Los precios con margen apretado (debajo del 20%) están reservados para operaciones de alto volumen con una cadena de suministro fuerte. Un vendedor nuevo debe dejar más colchón, no menos.
Define qué tiene que hacer realmente el precio
Un precio es más que un número. Señala:
- Calidad y confianza.
- Para quién es el producto.
- Qué tan premium o commodity se siente la oferta.
- Si el cliente debería dudar o comprar por impulso.
Una vela de $7 y una de $42 atraen a clientes diferentes. Ninguno está mal. El error es elegir un precio que confunda la señal.
Una fórmula simple de precios
Usa esto como punto de partida:
Precio de venta = (Costo unitario + Empaque + Suministros de envío + Comisiones + Tu tiempo) ÷ (1 - margen objetivo)
Ejemplo: si tus costos reales por caja de galletas son $12 y quieres un margen del 50%, el precio es $12 ÷ 0.5 = $24.
Redondea a un precio que se sienta natural en tu mercado. $23.50 o $25 pueden convertir mejor que $24 aunque las matemáticas sean las mismas.
Errores comunes de precios
Evita estos:
- Poner precio solo contra lo que cobra una tienda grande nacional.
- Olvidar los costos de envío y absorberlos en un precio de producto bajo.
- Definir un precio que te daría vergüenza cotizar a un amigo.
- Ignorar las comisiones de procesamiento de pago en los cálculos de margen.
- Anclarte a "lo que pagué por los materiales" sin contar tu tiempo.
Prueba el precio de forma discreta primero
Puedes cambiar tu precio. Empieza con el precio que tus matemáticas soportan, observa cómo responden los primeros 5 a 10 clientes, luego ajusta.

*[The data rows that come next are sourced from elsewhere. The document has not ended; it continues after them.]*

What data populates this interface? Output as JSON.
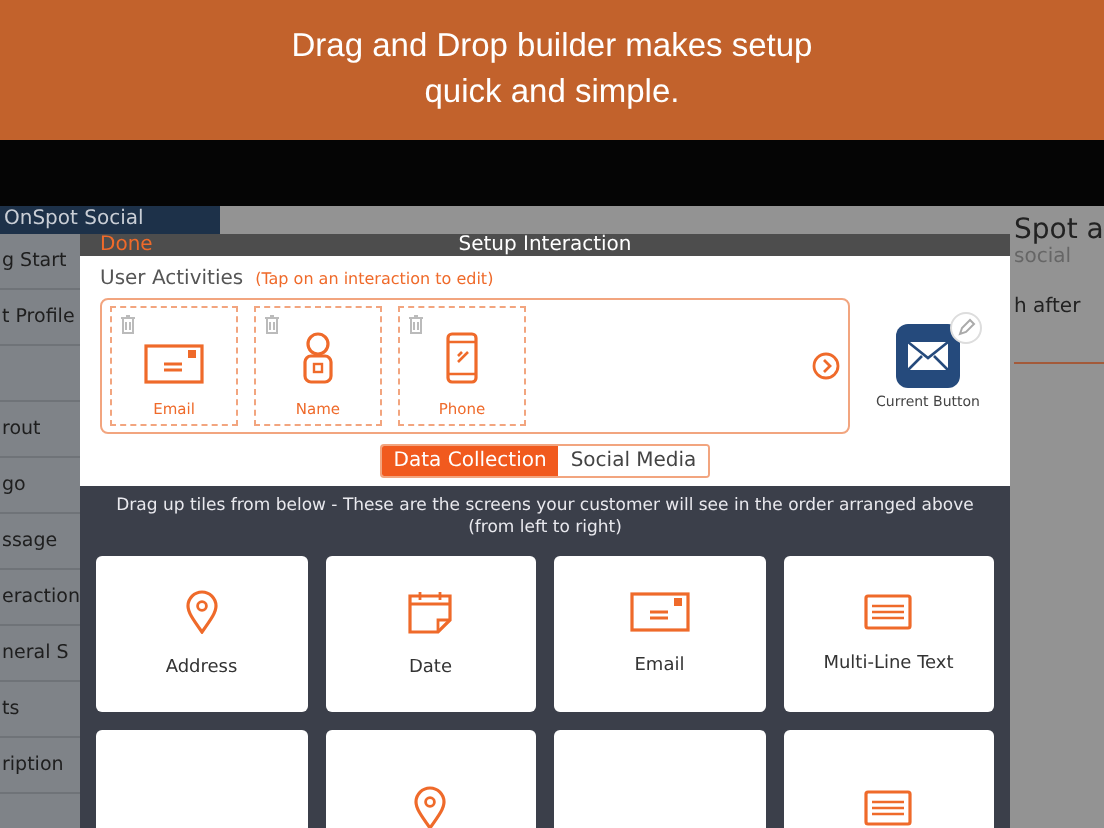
{
  "banner": {
    "text": "Drag and Drop builder makes setup quick and simple."
  },
  "sidebar": {
    "title": "OnSpot Social",
    "items": [
      {
        "kind": "link",
        "label": "g Start"
      },
      {
        "kind": "link",
        "label": "t Profile"
      },
      {
        "kind": "blank"
      },
      {
        "kind": "link",
        "label": "rout"
      },
      {
        "kind": "link",
        "label": "go"
      },
      {
        "kind": "link",
        "label": "ssage"
      },
      {
        "kind": "link",
        "label": "eraction"
      },
      {
        "kind": "link",
        "label": "neral S"
      },
      {
        "kind": "link",
        "label": "ts"
      },
      {
        "kind": "link",
        "label": "ription"
      }
    ]
  },
  "background_page": {
    "logo_text": "Spot a",
    "logo_subtext": "social",
    "line": "h after"
  },
  "dialog": {
    "title": "Setup Interaction",
    "done": "Done",
    "activities_label": "User Activities",
    "activities_hint": "(Tap on an interaction to edit)",
    "activities": [
      {
        "kind": "email",
        "label": "Email"
      },
      {
        "kind": "name",
        "label": "Name"
      },
      {
        "kind": "phone",
        "label": "Phone"
      }
    ],
    "current_button": {
      "label": "Current Button"
    },
    "segments": [
      {
        "label": "Data Collection",
        "selected": true
      },
      {
        "label": "Social Media",
        "selected": false
      }
    ],
    "instructions": "Drag up tiles from below - These are the screens your customer will see in the order arranged above (from left to right)",
    "tiles": [
      {
        "kind": "address",
        "label": "Address"
      },
      {
        "kind": "date",
        "label": "Date"
      },
      {
        "kind": "email",
        "label": "Email"
      },
      {
        "kind": "multiline",
        "label": "Multi-Line Text"
      },
      {
        "kind": "blank"
      },
      {
        "kind": "address"
      },
      {
        "kind": "blank"
      },
      {
        "kind": "multiline"
      }
    ]
  }
}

- Si casi nadie compra, el precio probablemente está muy alto o la página del producto no está clara.
- Si todos compran sin dudar, el precio puede estar muy bajo.
- Si los compradores piden descuentos a menudo, el precio se siente mal para la oferta.
Los ajustes pequeños son normales. Un cambio de precio del 10% rara vez afecta si los clientes compran tanto como lo hace una página de producto clara.
Casos especiales
- Pedidos de retiro local. Algunos vendedores cobran lo mismo que los pedidos enviados para mantener la contabilidad simple. Otros ofrecen un pequeño descuento de retiro porque ahorran en costo de envío. Ambos están bien.
- Descargas digitales. El margen es alto después de la primera venta, pero el soporte y las actualizaciones tienen un costo real. No pongas precio tan bajo a lo digital que no puedas costear mantenerlo.
- Servicios. Pon precio por resultados (un sitio web terminado) o por tiempo (consulta de una hora). Sé específico sobre qué está incluido para que el precio se sienta acorde al entregable.
En resumen
Ponerle precio a tu primer producto es parte matemáticas, parte posicionamiento, parte pruebas. Cubre tus costos reales, deja un margen real, define un precio que coincida con el cliente que quieres atraer y ajusta a medida que aprendes. No necesitas que el primer precio sea perfecto. Necesitas que sea honesto.